"Absolutely not."

"Why not, West? I mean, it's not fair…"

"It's perfectly fair, Gilbert."

"It's not! Why does Francis get his own? And Feliks? And Alfred? And all the Nordics? And you?"

"Stop glaring at me, bruder. Since you're technically East Germany now, we kind of share it…"

"Nein, Ludwig. It's not fair. I want one for Prussia, too."

"You've never liked sharing, Gilbert. But you technically can't because nobody can discover anything in Prussia anymore."


"That's final, Gilbert."

"You're such a mean little bro, West! And after all I've done for you…"

"Or rather, after all I've done for you."

"C'moooooon. Couldn't Marie Curie just…"

"She wasn't Prussian, Gilbert. She was Polish. And besides, it's not like it's a big deal if you have one of your own."

"And she gets her own element on the stupid periodic table? Curium? It is a big deal!"

"Gilbert, it's an element."

"And Francium? Polonium? Americium? Scandium? Germanium? C'mon, West. I want my own. It's like, a symbol of awesomeness."

"Stop being immature, Gilbert. If you want, go discover some new element and name it Prussium or something. Are you happy now? Wait, don't smile like that, Gilbert.

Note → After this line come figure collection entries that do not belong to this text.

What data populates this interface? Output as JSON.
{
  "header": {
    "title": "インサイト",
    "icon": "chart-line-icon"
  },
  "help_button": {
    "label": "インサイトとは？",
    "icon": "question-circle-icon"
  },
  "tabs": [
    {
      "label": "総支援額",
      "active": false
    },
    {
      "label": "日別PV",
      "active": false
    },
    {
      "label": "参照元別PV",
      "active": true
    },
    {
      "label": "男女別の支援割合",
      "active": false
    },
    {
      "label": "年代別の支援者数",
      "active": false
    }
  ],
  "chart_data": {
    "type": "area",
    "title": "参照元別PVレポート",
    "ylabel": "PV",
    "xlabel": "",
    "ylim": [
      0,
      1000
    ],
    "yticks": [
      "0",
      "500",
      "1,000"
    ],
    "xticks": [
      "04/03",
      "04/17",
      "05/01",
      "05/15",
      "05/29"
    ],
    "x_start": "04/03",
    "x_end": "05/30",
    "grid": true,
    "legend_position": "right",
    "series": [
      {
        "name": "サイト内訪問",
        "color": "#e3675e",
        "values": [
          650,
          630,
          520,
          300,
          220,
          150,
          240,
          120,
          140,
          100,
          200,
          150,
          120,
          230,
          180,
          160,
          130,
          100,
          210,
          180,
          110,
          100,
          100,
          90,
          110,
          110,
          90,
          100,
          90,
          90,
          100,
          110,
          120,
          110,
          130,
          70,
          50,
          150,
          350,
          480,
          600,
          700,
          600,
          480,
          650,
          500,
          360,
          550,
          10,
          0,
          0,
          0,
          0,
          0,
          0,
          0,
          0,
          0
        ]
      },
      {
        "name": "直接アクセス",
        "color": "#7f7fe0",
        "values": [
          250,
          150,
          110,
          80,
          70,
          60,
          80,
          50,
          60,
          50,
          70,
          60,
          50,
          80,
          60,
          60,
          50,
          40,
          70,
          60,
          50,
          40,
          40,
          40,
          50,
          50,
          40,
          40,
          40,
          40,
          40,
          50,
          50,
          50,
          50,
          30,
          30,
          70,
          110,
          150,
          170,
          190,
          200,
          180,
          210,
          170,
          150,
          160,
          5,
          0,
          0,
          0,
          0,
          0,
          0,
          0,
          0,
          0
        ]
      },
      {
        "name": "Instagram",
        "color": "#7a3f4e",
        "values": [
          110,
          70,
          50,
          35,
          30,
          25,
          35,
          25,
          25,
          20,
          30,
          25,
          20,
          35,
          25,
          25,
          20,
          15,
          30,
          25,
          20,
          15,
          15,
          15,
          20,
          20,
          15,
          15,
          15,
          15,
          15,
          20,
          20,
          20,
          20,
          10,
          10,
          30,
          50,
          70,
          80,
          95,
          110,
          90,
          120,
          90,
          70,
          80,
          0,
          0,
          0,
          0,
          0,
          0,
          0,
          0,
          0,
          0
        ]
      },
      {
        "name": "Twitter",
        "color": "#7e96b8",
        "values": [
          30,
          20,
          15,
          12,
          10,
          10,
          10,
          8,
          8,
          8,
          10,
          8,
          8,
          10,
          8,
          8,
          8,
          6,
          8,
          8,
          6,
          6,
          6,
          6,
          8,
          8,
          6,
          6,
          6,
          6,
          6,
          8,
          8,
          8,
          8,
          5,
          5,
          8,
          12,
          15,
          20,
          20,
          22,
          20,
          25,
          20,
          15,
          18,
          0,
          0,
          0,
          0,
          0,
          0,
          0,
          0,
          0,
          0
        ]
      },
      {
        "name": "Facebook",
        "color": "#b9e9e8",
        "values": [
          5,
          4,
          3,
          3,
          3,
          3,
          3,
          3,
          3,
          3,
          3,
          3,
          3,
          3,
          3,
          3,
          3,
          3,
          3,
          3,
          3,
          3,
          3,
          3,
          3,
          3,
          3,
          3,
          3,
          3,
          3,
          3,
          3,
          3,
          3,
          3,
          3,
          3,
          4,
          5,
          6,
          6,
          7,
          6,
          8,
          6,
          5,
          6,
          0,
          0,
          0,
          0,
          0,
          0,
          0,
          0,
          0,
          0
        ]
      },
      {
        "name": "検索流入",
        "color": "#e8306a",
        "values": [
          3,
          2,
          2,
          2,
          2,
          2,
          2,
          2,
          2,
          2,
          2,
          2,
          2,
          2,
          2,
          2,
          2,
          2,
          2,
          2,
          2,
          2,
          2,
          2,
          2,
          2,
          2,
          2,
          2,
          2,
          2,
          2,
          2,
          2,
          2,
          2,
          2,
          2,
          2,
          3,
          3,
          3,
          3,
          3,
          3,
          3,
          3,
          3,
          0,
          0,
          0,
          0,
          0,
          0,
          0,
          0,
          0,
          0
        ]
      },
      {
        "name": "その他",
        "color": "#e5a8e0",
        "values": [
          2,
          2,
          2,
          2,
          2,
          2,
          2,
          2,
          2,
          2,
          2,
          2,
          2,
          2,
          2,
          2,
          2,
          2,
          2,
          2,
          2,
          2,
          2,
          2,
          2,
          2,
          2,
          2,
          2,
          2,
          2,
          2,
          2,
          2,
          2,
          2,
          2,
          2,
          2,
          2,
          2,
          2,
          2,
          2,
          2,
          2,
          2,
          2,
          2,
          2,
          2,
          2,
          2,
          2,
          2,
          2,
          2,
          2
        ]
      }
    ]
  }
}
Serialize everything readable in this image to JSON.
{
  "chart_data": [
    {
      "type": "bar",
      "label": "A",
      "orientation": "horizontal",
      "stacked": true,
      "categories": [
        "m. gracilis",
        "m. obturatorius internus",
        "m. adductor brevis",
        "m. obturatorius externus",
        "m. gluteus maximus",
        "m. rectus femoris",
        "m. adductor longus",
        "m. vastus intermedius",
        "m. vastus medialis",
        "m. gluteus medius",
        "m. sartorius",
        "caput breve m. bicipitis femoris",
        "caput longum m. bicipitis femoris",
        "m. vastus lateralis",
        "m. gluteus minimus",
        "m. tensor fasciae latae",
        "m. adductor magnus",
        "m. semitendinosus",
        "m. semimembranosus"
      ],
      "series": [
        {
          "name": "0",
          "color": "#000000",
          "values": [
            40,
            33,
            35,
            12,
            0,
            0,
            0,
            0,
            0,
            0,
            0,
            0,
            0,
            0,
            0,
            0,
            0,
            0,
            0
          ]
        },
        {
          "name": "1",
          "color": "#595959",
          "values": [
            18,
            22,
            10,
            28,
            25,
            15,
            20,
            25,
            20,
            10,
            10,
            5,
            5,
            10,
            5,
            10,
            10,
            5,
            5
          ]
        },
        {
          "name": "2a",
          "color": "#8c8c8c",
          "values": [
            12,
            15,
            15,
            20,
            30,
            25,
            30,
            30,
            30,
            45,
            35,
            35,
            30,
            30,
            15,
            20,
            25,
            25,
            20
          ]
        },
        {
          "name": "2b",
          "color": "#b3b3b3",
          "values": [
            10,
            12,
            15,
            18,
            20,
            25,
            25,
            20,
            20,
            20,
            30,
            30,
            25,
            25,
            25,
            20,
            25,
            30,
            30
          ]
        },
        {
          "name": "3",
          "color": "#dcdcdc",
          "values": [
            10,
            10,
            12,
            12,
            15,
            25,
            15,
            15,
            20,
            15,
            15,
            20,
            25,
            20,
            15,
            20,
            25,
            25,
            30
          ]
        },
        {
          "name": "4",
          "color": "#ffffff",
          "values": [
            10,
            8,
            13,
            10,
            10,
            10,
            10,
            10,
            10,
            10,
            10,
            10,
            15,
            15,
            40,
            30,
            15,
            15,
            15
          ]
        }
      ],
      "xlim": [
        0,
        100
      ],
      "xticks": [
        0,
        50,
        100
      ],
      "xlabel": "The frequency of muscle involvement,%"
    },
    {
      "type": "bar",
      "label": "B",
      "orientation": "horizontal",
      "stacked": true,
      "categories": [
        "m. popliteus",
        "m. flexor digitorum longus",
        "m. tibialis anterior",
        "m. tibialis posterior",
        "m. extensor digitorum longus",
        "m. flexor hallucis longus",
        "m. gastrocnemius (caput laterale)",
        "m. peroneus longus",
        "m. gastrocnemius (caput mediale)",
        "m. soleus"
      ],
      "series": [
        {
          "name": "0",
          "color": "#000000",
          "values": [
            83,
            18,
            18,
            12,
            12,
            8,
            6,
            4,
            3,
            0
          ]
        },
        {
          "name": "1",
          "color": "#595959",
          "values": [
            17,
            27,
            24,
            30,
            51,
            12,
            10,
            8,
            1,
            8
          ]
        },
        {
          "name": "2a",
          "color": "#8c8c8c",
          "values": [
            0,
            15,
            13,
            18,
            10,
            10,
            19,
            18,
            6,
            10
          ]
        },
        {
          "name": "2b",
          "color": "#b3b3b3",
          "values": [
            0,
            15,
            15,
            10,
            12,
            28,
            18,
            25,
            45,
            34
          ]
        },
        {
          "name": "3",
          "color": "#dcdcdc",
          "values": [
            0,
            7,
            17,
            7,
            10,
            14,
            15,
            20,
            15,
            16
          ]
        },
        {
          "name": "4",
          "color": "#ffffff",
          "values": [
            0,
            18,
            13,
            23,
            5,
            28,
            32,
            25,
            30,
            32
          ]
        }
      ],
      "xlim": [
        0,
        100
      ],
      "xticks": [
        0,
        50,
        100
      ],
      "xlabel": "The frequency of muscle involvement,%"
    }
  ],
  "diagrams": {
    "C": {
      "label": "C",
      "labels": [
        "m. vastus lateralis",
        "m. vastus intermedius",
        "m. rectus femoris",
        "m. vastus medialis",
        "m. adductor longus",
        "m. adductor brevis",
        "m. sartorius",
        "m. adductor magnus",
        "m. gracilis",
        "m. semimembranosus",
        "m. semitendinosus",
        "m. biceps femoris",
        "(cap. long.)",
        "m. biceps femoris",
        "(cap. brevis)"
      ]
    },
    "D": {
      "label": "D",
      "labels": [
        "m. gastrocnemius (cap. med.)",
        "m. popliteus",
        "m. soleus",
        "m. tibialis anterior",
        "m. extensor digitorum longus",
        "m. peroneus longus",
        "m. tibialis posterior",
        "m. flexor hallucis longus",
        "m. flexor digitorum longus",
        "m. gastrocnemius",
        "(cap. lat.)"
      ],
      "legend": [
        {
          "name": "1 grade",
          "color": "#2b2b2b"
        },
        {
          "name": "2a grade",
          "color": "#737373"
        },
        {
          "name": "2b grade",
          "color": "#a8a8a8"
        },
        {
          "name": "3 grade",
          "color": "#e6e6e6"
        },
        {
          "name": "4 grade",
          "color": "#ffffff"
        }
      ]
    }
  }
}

You make me nervous when you do that–"

"Gott! West, that's genius! Sometimes I'm so proud of you. You think there's some cool undiscovered element in the backyard? Hey, where'd you put the old shovel?"

"Shut up, Gilbert."

"You can't shut me up! I'm going to discover Prussium, and when I get the Newbery Prize whatever for finding it, you aren't getting a mention in my acceptance speech!"

"Ugh. Gilbert, get back here. Gilbert!"

notes: Americium is technically shared by North and South America.

Polonium and Curium were both discovered by Marie Curie, who named the former for her home country.

The Newbery Medal is given to outstanding novels. Gilbert (probably) means the Nobel Prize.

a dialogue-only exercise I did because someone told me I describe too much.